The Reporting Person was granted a Stock Option to purchase Company Common Stock. The Stock Option was subject to service-based vesting conditions, some or all of which were accelerated immediately prior to the Effective Time. Pursuant to the Merger Agreement, each outstanding Stock Option was cancelled and converted into a right to receive a cash payment equal to the product obtained by multiplying (i) the difference between the per share exercise price of the Stock Option and the $63.75 per share merger consideration, less all applicable deductions and withholdings required to be withheld in respect of such payment by (ii) the total number of shares of Company Common Stock underlying such Stock Option.
(continued from Footnote 3) Following the Effective Time, the cash payments relating to the unvested shares underlying the Stock Option shall be subject to the Reporting Person's continued service with the Company through the applicable vesting dates that would have otherwise applied to the corresponding Stock Option.
The Reporting Person was granted restricted stock units ("RSUs"), each of which represents a contingent right to receive one share of Common Stock. The RSUs were subject to performance-based and/or service-based vesting conditions, some or all of which were accelerated immediately prior to the Effective Time. Pursuant to the Merger Agreement, each outstanding RSU was cancelled and converted into a right to receive a cash payment equal to $63.75. Following the Effective Time, the cash payments relating to the unvested RSUs shall be subject to the Reporting Person's continued service with the Company.

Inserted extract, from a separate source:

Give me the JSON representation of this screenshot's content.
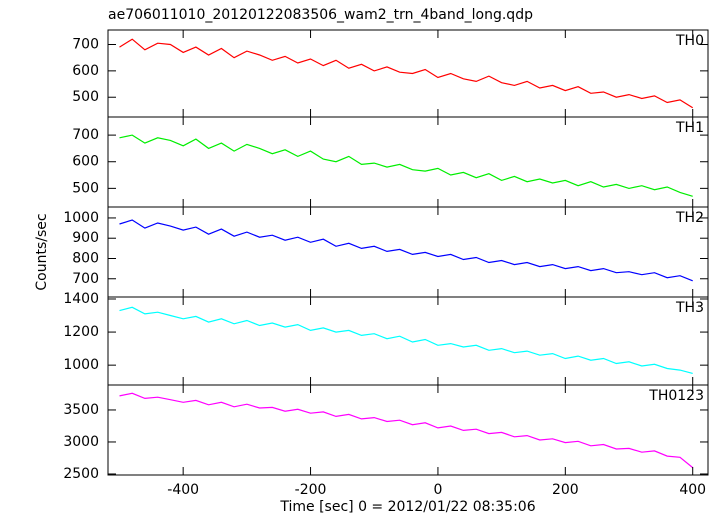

The Reporting Person was granted RSUs which represent a contingent right to receive one share of Common Stock for each RSU. The RSUs, which were subject to service-based conditions with one-eighth of the RSUs vesting on December 10, 2022 and the remainder vesting in 14 equal quarterly installments. Pursuant to the Merger Agreement, each outstanding RSU was cancelled and converted into a right to receive a cash payment equal to $63.75. Following the Effective Time, the cash payments relating to the unvested RSUs shall be subject to the Reporting Person's continued service with the Company.